For instance, Astronomy 2a, plus some skill in trigonometry, will provide the key to a commission for men who pass the physical requirements of the Navy's V-7 program. Geography 10a, on the other hand, does not contain enough weather forecasting to make an Air Corps meteorologist; but draftees with this elementary training behind them, if they speak up loudly enough, will stand a better chance than their comrades of being selected for training by the Army. Psychology concentrators who want to test the I. Q. of their fellows will stand a poor chance of making the A. G. O. Personnel Procedures Section of the basis of Psychology 10b, but can do much better with Psych 135, if they convince the Army that they know their stuff. Also a recent request from the Department of the Interior asks for biology students to help the Fish and Wild Life division test for water pollution around munitions factories and military establishments, starting at $2000 yearly. Although it has not yet been stated whether this is a full-fledged defense job conferring draft exemption, the chances are good. It may conceivably be left up to each local Draft Board. The essential requirement is "six semester-hours of physiology"; Biology 3a covers two-thirds of this.
Social science men are eligible for Washington defense jobs, many of which grant classification as vital and undraftable. The requirement here is a Civil Service examination covering any of several combinations of history, gov., ec., or sociology courses.
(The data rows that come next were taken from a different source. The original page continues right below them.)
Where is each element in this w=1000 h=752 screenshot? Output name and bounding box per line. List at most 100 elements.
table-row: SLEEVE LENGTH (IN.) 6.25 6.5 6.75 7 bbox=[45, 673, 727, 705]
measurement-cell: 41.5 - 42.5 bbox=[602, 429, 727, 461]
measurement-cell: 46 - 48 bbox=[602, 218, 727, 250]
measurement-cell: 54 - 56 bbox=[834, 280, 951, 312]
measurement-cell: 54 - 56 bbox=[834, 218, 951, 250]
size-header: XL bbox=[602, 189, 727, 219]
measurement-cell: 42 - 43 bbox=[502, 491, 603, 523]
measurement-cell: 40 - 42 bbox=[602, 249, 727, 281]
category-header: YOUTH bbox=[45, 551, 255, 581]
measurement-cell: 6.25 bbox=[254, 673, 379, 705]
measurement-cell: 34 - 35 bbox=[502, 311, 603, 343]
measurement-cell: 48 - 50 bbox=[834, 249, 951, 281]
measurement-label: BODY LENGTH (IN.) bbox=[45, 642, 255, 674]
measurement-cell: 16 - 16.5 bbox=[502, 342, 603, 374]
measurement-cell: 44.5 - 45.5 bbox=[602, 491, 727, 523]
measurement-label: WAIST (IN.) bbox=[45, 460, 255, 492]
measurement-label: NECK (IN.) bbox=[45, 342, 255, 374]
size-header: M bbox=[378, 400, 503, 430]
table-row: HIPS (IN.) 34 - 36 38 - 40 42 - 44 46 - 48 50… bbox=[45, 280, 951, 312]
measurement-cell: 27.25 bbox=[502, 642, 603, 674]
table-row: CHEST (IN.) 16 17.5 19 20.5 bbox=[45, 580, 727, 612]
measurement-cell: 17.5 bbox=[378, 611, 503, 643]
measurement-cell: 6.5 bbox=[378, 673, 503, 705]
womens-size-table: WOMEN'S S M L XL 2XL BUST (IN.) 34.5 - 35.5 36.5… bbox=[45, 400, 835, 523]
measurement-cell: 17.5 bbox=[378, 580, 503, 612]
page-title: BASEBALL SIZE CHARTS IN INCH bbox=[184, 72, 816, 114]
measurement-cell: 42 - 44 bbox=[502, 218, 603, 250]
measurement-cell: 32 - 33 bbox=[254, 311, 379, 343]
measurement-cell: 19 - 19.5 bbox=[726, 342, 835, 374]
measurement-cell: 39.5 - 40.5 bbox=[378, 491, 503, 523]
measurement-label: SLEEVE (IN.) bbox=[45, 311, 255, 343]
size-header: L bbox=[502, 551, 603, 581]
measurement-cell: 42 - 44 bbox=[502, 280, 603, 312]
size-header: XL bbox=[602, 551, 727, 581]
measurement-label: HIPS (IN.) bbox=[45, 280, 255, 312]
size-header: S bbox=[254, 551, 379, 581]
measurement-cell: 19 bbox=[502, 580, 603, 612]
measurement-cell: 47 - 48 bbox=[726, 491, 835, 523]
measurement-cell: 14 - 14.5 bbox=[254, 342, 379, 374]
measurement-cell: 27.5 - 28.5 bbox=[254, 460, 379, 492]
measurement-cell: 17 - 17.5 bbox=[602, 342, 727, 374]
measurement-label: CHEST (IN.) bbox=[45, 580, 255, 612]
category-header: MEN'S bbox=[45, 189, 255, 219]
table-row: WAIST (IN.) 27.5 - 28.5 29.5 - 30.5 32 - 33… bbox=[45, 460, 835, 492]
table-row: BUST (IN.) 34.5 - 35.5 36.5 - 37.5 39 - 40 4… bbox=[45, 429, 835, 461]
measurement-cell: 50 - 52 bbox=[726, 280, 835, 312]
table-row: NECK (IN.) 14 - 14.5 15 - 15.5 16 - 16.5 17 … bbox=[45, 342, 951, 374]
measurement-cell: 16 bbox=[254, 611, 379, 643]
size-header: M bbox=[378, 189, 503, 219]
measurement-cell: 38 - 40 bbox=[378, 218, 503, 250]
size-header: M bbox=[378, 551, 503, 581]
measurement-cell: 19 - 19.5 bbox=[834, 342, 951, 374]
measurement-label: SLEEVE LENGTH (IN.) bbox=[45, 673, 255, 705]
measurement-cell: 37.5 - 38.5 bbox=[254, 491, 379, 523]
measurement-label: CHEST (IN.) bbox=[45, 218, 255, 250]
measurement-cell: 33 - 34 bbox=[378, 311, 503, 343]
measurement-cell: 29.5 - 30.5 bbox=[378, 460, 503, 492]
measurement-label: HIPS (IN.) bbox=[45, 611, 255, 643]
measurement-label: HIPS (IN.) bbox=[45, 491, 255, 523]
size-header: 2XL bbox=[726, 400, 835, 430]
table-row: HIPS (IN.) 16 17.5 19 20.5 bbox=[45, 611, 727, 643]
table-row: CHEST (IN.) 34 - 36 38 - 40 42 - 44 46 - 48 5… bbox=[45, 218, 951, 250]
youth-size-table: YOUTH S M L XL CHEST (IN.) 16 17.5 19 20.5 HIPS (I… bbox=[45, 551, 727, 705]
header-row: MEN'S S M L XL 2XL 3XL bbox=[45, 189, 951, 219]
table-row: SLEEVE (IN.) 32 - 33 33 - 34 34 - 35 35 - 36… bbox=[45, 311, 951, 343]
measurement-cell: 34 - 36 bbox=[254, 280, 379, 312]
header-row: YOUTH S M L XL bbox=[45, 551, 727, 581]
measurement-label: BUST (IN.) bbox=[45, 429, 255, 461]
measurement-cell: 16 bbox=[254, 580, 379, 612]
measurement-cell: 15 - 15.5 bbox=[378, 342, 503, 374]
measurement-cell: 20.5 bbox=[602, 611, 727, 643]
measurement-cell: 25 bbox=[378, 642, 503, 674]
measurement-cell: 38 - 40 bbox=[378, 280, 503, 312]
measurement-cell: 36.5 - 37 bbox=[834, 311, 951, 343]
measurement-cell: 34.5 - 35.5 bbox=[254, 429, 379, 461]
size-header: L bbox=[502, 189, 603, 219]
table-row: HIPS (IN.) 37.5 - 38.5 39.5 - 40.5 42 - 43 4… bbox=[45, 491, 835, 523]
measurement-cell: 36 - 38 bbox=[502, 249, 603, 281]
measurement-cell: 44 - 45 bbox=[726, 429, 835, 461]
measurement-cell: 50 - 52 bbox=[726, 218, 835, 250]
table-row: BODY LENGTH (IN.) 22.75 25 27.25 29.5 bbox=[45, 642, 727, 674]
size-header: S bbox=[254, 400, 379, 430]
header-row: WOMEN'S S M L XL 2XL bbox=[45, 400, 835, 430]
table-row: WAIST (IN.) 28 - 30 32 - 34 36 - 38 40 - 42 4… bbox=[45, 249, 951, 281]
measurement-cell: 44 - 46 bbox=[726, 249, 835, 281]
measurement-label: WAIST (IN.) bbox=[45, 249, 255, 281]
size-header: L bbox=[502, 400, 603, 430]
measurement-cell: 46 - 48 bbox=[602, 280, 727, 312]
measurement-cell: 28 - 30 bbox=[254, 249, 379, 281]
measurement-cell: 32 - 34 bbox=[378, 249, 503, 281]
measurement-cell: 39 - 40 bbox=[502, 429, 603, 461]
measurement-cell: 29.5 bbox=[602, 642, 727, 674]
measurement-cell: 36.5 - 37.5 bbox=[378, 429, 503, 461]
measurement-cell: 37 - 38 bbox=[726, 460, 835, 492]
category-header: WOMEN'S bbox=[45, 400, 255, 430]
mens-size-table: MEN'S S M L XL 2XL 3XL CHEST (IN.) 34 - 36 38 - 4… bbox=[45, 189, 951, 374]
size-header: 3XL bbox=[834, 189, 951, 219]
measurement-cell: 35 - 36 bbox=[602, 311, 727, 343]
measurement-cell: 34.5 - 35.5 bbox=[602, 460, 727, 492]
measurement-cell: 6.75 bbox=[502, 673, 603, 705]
One such exam calls for the equivalent of an economics major including Ec 21a.
Mr. Casner's University Hall office contains most of the answers for economists, chemists, and engineers. But in the less obvious fields the information is either nowhere or else scattered over the countryside among several instructors and Army Bureaus. Of course any ambitious lad with some diligence and luck, can eventually track down the answers to his questions and determine whether he can include a vital course in his program, or whether he already has one. However, a real effort by the University to collect the relevant facts would not only save useless steps and interviews but actually increase the number of trained men available for defense. Compiling the data and making it easily accessible will go far towards preventing trained men from wasting their talents in a tank while some obscure defense industry or Army office cries out for a skilled palcobotanist or Sanskrit scholar.